Ещё бы Музыканту не переходить на украинский – агломерация Славянск – Славяногорск исконная территория украинского казачества. 
Как пояснила мне 80-летняя бабуся из Славяногорска – «зроду украинкой нэ була, я –казачка» (отродясь украинкой не была, я – казачка).
– Знаешь, мне тоже в последнее время как-то не хватает украинского, хоть я русская до десятого колена, – поддержала я его.
– Когда вышли из Славянска в Донецк, – продолжал Музыкант, – было странно видеть мирный город, люди пешком гуляют по улицам. Мы ехали на грязных, запылённых танках и машинах – некоторые люди в ужасе разбегались.
Я помню ополченцев, вышедших из Славянска, в начале июля 2014-го года. Худые, нет, не худые – в данном случае больше подходит слово «изнеможенные». Уставшие безмерно. Почерневшая кожа на лицах, казалось, пахла гарью обстрелов. Ввалившиеся глаза на морщинистых от худобы лицах оживлённо рассматривали Донецк, в начале июля Донецк цвёл миллионом роз.

– Девушка, – обратился ополченец из Славянска к продавщице в парфюмерном магазине, – подарите мне зубную щётку и ещё вот этот кусочек мыла. 

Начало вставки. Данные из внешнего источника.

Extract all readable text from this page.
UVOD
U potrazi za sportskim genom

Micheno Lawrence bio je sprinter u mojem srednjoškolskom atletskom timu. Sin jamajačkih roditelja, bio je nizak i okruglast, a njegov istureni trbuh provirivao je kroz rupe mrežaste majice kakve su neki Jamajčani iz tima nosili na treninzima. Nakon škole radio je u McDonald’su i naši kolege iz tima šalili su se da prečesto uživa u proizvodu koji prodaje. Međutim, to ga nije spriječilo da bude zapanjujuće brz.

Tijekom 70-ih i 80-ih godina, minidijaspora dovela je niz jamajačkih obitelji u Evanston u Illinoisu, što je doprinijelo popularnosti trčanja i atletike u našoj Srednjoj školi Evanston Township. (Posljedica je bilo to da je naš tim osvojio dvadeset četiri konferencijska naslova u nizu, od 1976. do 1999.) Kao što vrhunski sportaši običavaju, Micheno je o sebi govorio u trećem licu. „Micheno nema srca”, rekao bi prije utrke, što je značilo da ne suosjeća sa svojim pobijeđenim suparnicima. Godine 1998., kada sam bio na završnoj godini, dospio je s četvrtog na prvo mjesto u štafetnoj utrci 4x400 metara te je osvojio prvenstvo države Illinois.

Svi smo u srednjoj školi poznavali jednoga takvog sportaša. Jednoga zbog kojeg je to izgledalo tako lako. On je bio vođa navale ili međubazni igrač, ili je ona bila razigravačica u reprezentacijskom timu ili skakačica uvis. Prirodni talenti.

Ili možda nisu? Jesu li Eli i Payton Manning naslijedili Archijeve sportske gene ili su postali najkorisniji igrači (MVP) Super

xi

У мужиков не было денег ни копейки.
– Музыкант, что дальше в Донецке было?
– Я продолжал воевать. Но в сентябре подписали минский договорняк. Для меня это был такой шок! Ведь можно было войти в Авдеевку без единого выстрела и Мариуполь тоже. Я ожидал, что мы освободим Славянск, ещё чуть-чуть и область (Донецкую – ред.) всю освободим, дома у меня семья, родные. Шок, настоящий шок. 

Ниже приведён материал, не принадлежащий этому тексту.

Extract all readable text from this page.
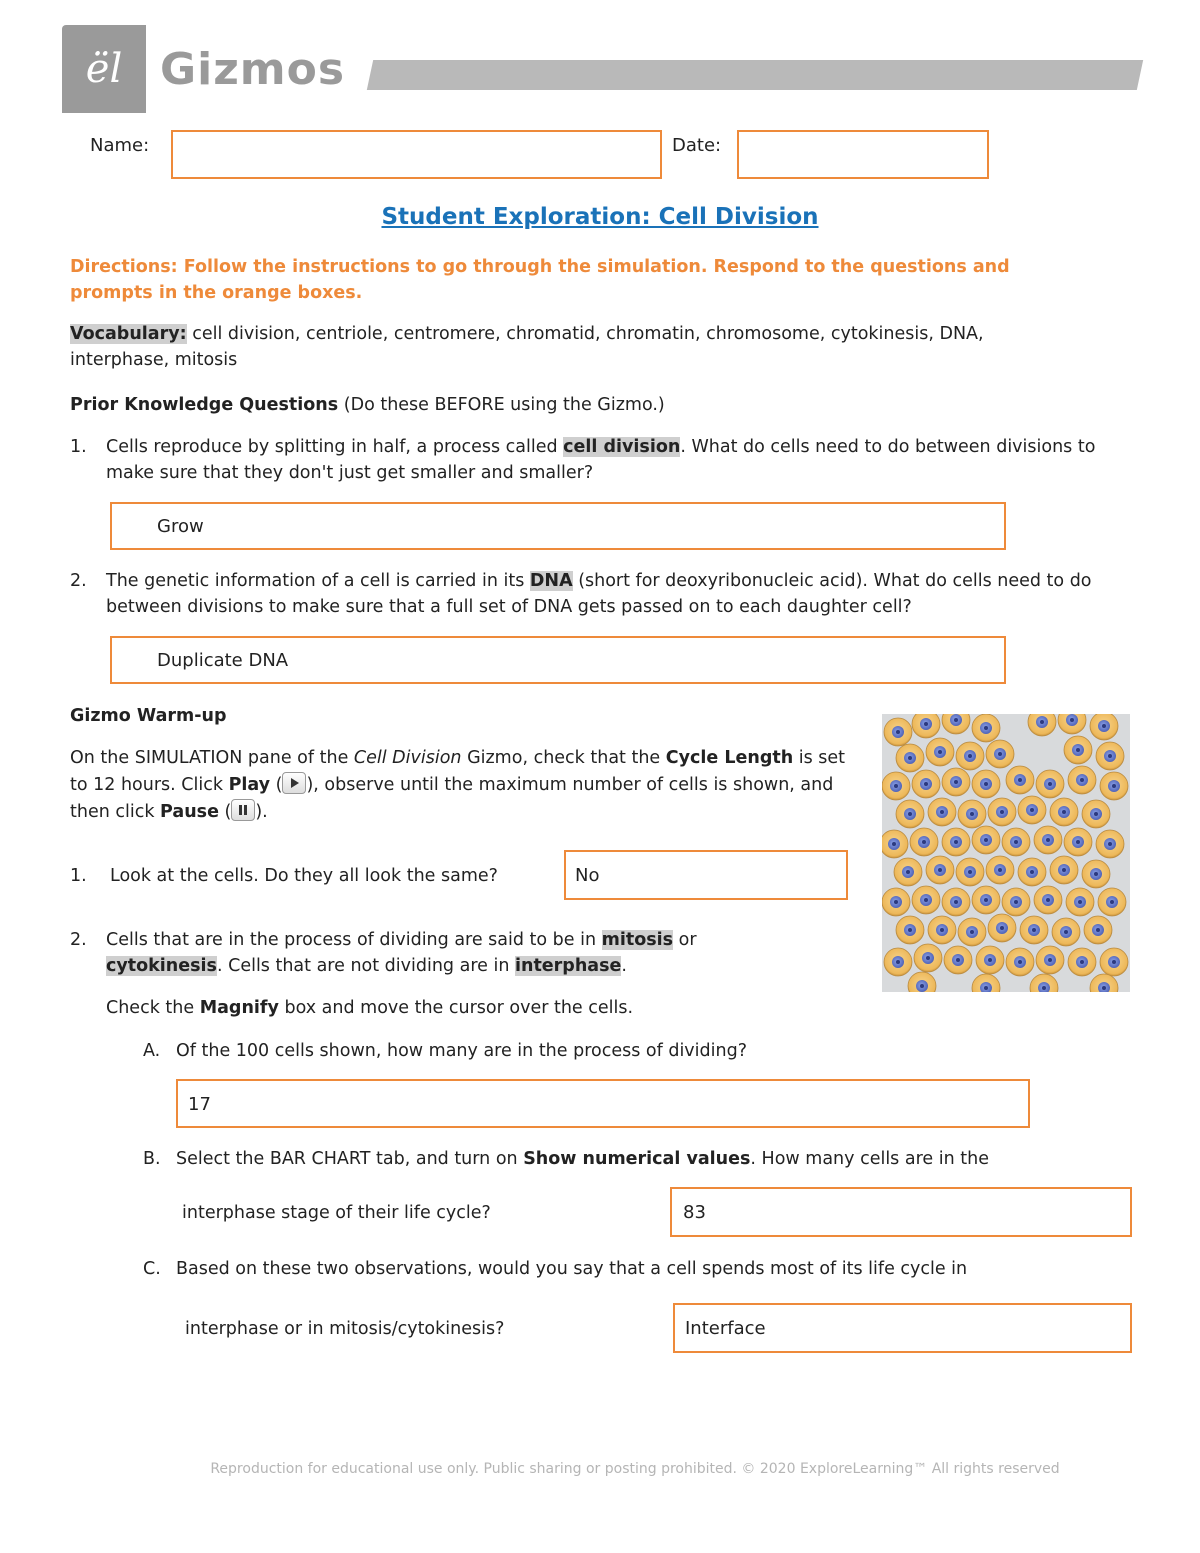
ël Gizmos
Name:	Date:
Student Exploration: Cell Division
Directions: Follow the instructions to go through the simulation. Respond to the questions and prompts in the orange boxes.
Vocabulary: cell division, centriole, centromere, chromatid, chromatin, chromosome, cytokinesis, DNA, interphase, mitosis
Prior Knowledge Questions (Do these BEFORE using the Gizmo.)
1. Cells reproduce by splitting in half, a process called cell division. What do cells need to do between divisions to make sure that they don't just get smaller and smaller?
Grow
2. The genetic information of a cell is carried in its DNA (short for deoxyribonucleic acid). What do cells need to do between divisions to make sure that a full set of DNA gets passed on to each daughter cell?
Duplicate DNA
Gizmo Warm-up
On the SIMULATION pane of the Cell Division Gizmo, check that the Cycle Length is set to 12 hours. Click Play ( ), observe until the maximum number of cells is shown, and then click Pause ( ).
1. Look at the cells. Do they all look the same?	No
2. Cells that are in the process of dividing are said to be in mitosis or cytokinesis. Cells that are not dividing are in interphase.
Check the Magnify box and move the cursor over the cells.
A. Of the 100 cells shown, how many are in the process of dividing?
17
B. Select the BAR CHART tab, and turn on Show numerical values. How many cells are in the
interphase stage of their life cycle?	83
C. Based on these two observations, would you say that a cell spends most of its life cycle in
interphase or in mitosis/cytokinesis?	Interface
Reproduction for educational use only. Public sharing or posting prohibited. © 2020 ExploreLearning™ All rights reserved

Уволился из армии, и уехал в Архангельскую область в монастырь, жил послушником в скиту. Пробыл там 4 месяца, немного успокоился. 
Когда начались военные действия в Дебальцево, вернулся назад в армию, воевал. Видел, как воюет Александр Захарченко (первый руководитель ДНР). Он лез туда, где реально могли убить. Захарченко не боялся, он воевал с рядовыми ополченцами на линии огня. За это его очень уважали, он боевой офицер.

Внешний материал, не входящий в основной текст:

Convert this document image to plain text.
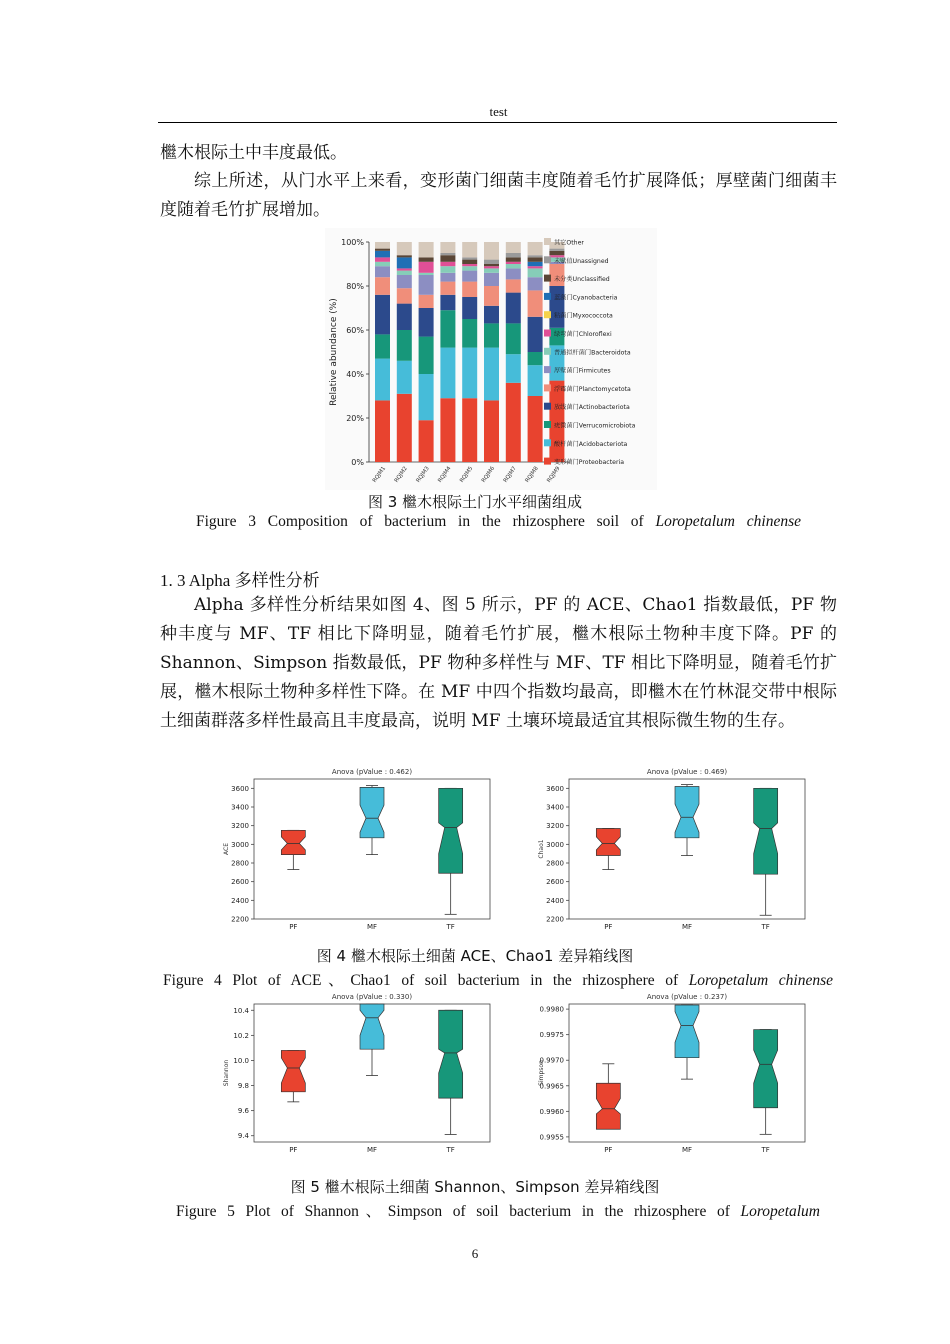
test
檵木根际土中丰度最低。
综上所述，从门水平上来看，变形菌门细菌丰度随着毛竹扩展降低；厚壁菌门细菌丰度随着毛竹扩展增加。
0%
20%
40%
60%
80%
100%
Relative abundance (%)
RQJM1 RQJM2 RQJM3 RQJM4 RQJM5 RQJM6 RQJM7 RQJM8 RQJM9
其它Other
未赋值Unassigned
未分类Unclassified
蓝藻门Cyanobacteria
粘菌门Myxococcota
绿弯菌门Chloroflexi
普通拟杆菌门Bacteroidota
厚壁菌门Firmicutes
浮霉菌门Planctomycetota
放线菌门Actinobacteriota
疣微菌门Verrucomicrobiota
酸杆菌门Acidobacteriota
变形菌门Proteobacteria
图 3 檵木根际土门水平细菌组成
Figure 3 Composition of bacterium in the rhizosphere soil of Loropetalum chinense
1. 3 Alpha 多样性分析
Alpha 多样性分析结果如图 4、图 5 所示，PF 的 ACE、Chao1 指数最低，PF 物种丰度与 MF、TF 相比下降明显，随着毛竹扩展，檵木根际土物种丰度下降。PF 的 Shannon、Simpson 指数最低，PF 物种多样性与 MF、TF 相比下降明显，随着毛竹扩展，檵木根际土物种多样性下降。在 MF 中四个指数均最高，即檵木在竹林混交带中根际土细菌群落多样性最高且丰度最高，说明 MF 土壤环境最适宜其根际微生物的生存。
Anova (pValue : 0.462)
ACE
2200
2400
2600
2800
3000
3200
3400
3600
PF	MF	TF
Anova (pValue : 0.469)
Chao1
2200
2400
2600
2800
3000
3200
3400
3600
PF	MF	TF
图 4 檵木根际土细菌 ACE、Chao1 差异箱线图
Figure 4 Plot of ACE、Chao1 of soil bacterium in the rhizosphere of Loropetalum chinense
Anova (pValue : 0.330)
Shannon
9.4
9.6
9.8
10.0
10.2
10.4
PF	MF	TF
Anova (pValue : 0.237)
Simpson
0.9955
0.9960
0.9965
0.9970
0.9975
0.9980
PF	MF	TF
图 5 檵木根际土细菌 Shannon、Simpson 差异箱线图
Figure 5 Plot of Shannon、Simpson of soil bacterium in the rhizosphere of Loropetalum
6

В Дебальцево был ад. Там на стороне укров воевали поляки, даже американские наёмники, негры были. Я попал в плен к наёмникам французам. На моих глазах моего друга расстреляли, могли и меня расстрелять, я не знаю, почему его, а не меня. Пробыл в плену один день, наши начали наступление, французы нас бросили и смылись, им надо было самим спасаться.
В Дебальцево меня ранило. 
– Как это произошло? Что ты почувствовал?
– Не знаю, что почувствовал, миномётный обстрел.

Ему закрыли глаза и подвязали нижнюю челюсть, санитары тащили его тело в морг. В тот самый морг, куда он приходил не один раз, чтобы опознать в куче голых трупов, сваленных прямо на кафельный пол (холодильников не хватало) погибших бойцов своего подразделения.
Но в тот момент, когда его несли в морг, санитар заметил, что верхнее веко у Музыканта дёрнулось, и носилки развернули в операционную. 
Восемь операций, в том числе с трепанацией черепа, левую сторону тела собирали по кускам и кусочкам. Способность ходить и говорить восстанавливалась в течение шести месяцев.

– Меня любит Бог, Бог меня любит, – твердит Музыкант, – поэтому я живой. Левая рука действует практически на 10%, не могу ей двигать, нерабочая рука, так ещё и болит постоянно.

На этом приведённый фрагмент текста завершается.